Ultimately, there is little the federal and state governments can do to continue to prop up the housing bubble, and little they can do to prevent it’s eventual deflation. $AUD4 billion is but a fraction of the value of Australia’s housing stock, which would be valued in the 100′s of billions, if not a couple of trillion.
The government could put price floors into place once the debt de-leveraging and housing deflation takes place, but this would just be an insane and desperate action.
The U.S. housing bubble created $US8 trillion in paper wealth at its peak, and now $US4-5 trillion has been lost due to its current and continuing deflation. The crime is that the prices of houses were able to climb the way it did without the government and Fed officials noticing it and putting a stop to it. It is not beyond the ability of Harvard/MIT/Chicago educated economists to realize that a housing bubble was in place, and its eventual deflation would have severe consequences, as Keen has outlined for at least two to three years.
From the research that has been performed on Australia’s housing bubble, it is comparatively larger in size than the U.S.’s, in relative terms. While Australia has less subprime or low-doc mortgages than the U.S., the average size of mortgages is much larger in Australia.
True to form, RBA and Treasury economists (including the vast majority of economists) have missed (and dismissed) the housing bubble. Once again, I find it difficult that economists trained at ANU/Melbourne/Sydney Unis, etc would have missed this, but they have.
One would think that given the disaster unfolding in the U.S. at the moment, economists would perhaps question the economic theory that markets are based upon.

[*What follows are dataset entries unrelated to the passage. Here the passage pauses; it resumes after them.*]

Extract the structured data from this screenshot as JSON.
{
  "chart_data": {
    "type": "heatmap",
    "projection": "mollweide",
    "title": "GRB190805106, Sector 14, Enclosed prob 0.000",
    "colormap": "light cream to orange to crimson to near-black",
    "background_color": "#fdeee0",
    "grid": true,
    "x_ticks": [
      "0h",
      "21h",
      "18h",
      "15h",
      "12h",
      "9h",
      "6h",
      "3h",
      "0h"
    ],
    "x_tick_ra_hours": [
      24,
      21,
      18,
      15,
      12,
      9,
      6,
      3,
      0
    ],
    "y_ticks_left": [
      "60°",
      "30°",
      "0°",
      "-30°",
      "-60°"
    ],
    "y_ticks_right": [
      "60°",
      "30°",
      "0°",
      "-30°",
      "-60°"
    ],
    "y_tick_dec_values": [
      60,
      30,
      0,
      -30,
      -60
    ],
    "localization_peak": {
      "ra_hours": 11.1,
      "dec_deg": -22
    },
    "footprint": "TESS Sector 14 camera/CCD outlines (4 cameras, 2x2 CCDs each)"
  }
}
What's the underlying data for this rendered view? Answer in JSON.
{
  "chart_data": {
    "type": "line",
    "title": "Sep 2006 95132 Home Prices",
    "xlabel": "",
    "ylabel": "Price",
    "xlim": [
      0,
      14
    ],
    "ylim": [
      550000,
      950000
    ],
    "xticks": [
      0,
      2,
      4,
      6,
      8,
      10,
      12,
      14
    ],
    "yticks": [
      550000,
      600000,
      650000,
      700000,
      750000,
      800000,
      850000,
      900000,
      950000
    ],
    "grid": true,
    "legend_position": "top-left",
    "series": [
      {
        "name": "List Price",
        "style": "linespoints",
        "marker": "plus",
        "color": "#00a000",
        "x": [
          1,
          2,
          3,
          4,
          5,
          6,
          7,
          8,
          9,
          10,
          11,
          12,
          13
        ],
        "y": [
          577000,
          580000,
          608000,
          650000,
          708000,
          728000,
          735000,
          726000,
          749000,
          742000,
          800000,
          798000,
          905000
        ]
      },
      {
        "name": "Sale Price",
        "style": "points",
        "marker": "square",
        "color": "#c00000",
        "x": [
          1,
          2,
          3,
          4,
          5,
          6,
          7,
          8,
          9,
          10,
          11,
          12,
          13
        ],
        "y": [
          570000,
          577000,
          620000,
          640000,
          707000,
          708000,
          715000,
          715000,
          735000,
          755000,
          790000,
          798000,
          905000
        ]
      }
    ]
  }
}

I wonder how long it will take for neoclassicism to be thrown into the intellectual rubbish bin.
The debt de-leveraging and falling asset prices will devalue the AUD, aggregate demand will fall dramatically, unemployment will rise, government will go into debt by attempting to pump-prime, and individual/household/business bankruptcies will climb. Wages may also stagnate. Some banking and financial institutions are likely to go bankrupt as well. Deposits in these institutions are not guaranteed by the government. If a bank/credit union goes under, the average depositor will be lucky to get anything (as the big depositors tend to get their way first).

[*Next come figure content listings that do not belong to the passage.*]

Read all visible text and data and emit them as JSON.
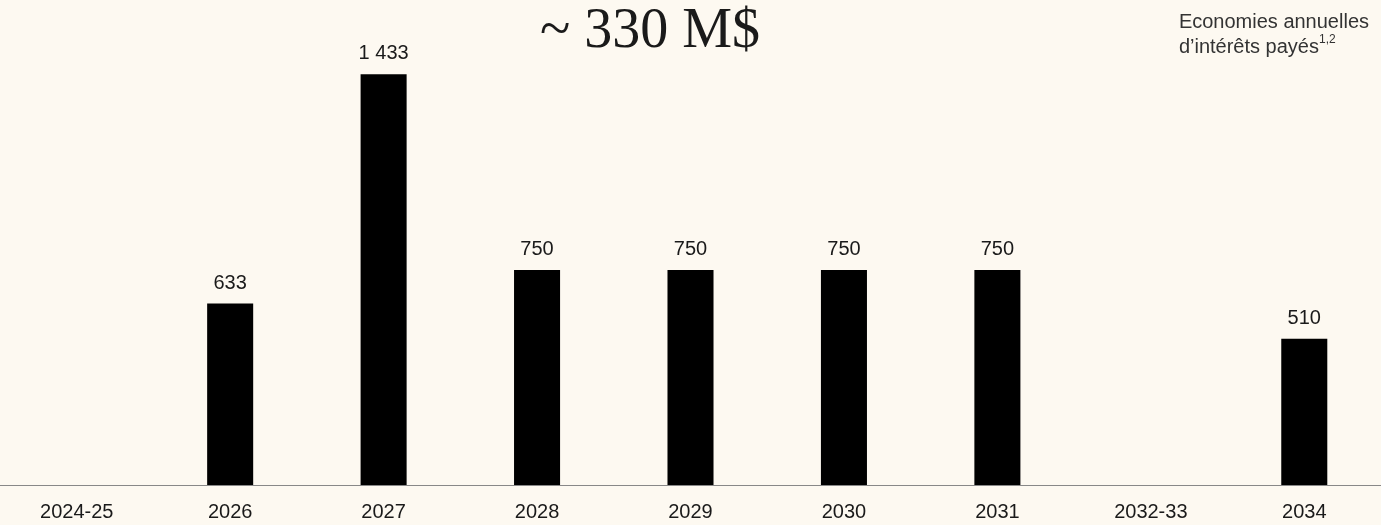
{
  "chart_data": {
    "type": "bar",
    "categories": [
      "2024-25",
      "2026",
      "2027",
      "2028",
      "2029",
      "2030",
      "2031",
      "2032-33",
      "2034"
    ],
    "values": [
      null,
      633,
      1433,
      750,
      750,
      750,
      750,
      null,
      510
    ],
    "value_labels": [
      null,
      "633",
      "1 433",
      "750",
      "750",
      "750",
      "750",
      null,
      "510"
    ],
    "color": "#000000",
    "annotations": [
      "~ 330 M$",
      "Economies annuelles d’intérêts payés$^{1,2}$"
    ]
  }
}
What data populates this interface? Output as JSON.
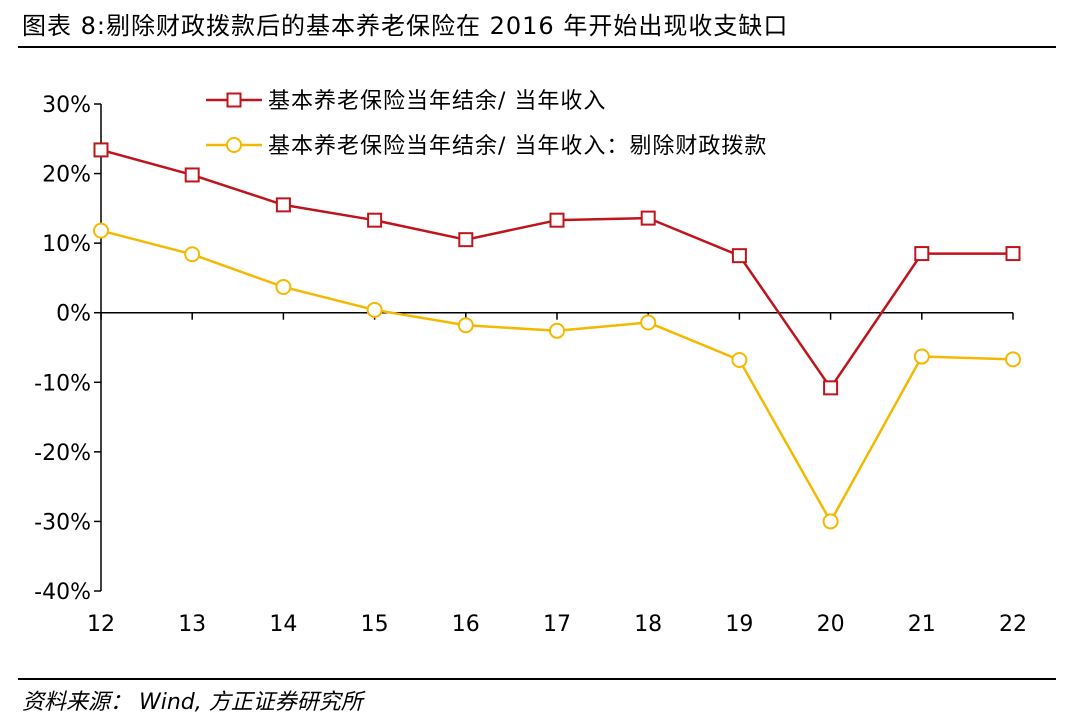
{
  "header": {
    "title": "图表 8:剔除财政拨款后的基本养老保险在 2016 年开始出现收支缺口"
  },
  "footer": {
    "source": "资料来源： Wind, 方正证券研究所"
  },
  "chart_data": {
    "type": "line",
    "title": "图表 8:剔除财政拨款后的基本养老保险在 2016 年开始出现收支缺口",
    "xlabel": "",
    "ylabel": "",
    "categories": [
      "12",
      "13",
      "14",
      "15",
      "16",
      "17",
      "18",
      "19",
      "20",
      "21",
      "22"
    ],
    "ylim": [
      -40,
      30
    ],
    "yticks": [
      30,
      20,
      10,
      0,
      -10,
      -20,
      -30,
      -40
    ],
    "ytick_labels": [
      "30%",
      "20%",
      "10%",
      "0%",
      "-10%",
      "-20%",
      "-30%",
      "-40%"
    ],
    "grid": false,
    "legend_position": "top",
    "series": [
      {
        "name": "基本养老保险当年结余/ 当年收入",
        "color": "#c0141c",
        "marker": "square",
        "values": [
          23.4,
          19.8,
          15.5,
          13.3,
          10.5,
          13.3,
          13.6,
          8.2,
          -10.8,
          8.5,
          8.5
        ]
      },
      {
        "name": "基本养老保险当年结余/ 当年收入：剔除财政拨款",
        "color": "#f5b800",
        "marker": "circle",
        "values": [
          11.8,
          8.4,
          3.7,
          0.4,
          -1.8,
          -2.6,
          -1.4,
          -6.8,
          -30.0,
          -6.3,
          -6.7
        ]
      }
    ]
  }
}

On the upside, rents and property prices will fall, hopefully temporarily overshooting long-term averages (CPI) which may be a prime time to buy. The RBA will predictably lower interest rates in an attempt to stimulate the economy, which allows the prudent Australian to take on a mortgage to purchase a property, at much lower interest rates and interest burden. Furthermore, Rudd and Swan are talking about bringing in deposit insurance of up to $AUD20,000 per deposit.
The Treasurer Wayne Swan has repeatedly stated that Australia’s economic fundamentals are strong, yet this was the song sung by Paulson and Bernanke. If Swan doesn’t know about the coming housing deflation, he is incompetent. If he knows, but doesn’t speak up about it for reasons of state, he is a liar. Either way, it is not a good position for any politician to be in.

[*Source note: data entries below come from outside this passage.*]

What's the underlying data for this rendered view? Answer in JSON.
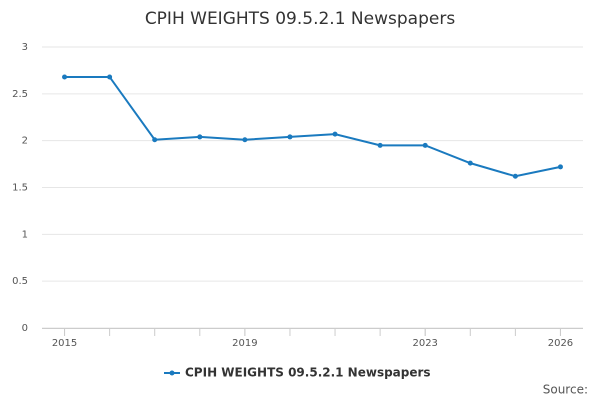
{
  "chart_data": {
    "type": "line",
    "title": "CPIH WEIGHTS 09.5.2.1 Newspapers",
    "x": [
      2015,
      2016,
      2017,
      2018,
      2019,
      2020,
      2021,
      2022,
      2023,
      2024,
      2025,
      2026
    ],
    "series": [
      {
        "name": "CPIH WEIGHTS 09.5.2.1 Newspapers",
        "color": "#1a7abf",
        "values": [
          2.68,
          2.68,
          2.01,
          2.04,
          2.01,
          2.04,
          2.07,
          1.95,
          1.95,
          1.76,
          1.62,
          1.72
        ]
      }
    ],
    "xlim": [
      2014.5,
      2026.5
    ],
    "xticks": [
      2015,
      2019,
      2023,
      2026
    ],
    "ylim": [
      0,
      3
    ],
    "yticks": [
      0,
      0.5,
      1,
      1.5,
      2,
      2.5,
      3
    ],
    "grid": true,
    "legend": "bottom",
    "source": "Source:"
  }
}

I wonder if there is any way to profit from the housing deflation, but to my knowledge, Australia doesn’t have a housing property index that can be shorted, such as the U.S.’s ABX. John Paulson, a U.S. hedge fund CEO who “earned” $US3.5 billion in compensation last year, made a fortune by shorting the ABX index. He was a rare figure inside the Wall Street establishment who saw that subprime mortgages and RMBSs were going to become near worthless.
In short, there is little that politicians can do, especially when they are advised by economists who are educated in the religion of neoclassicism.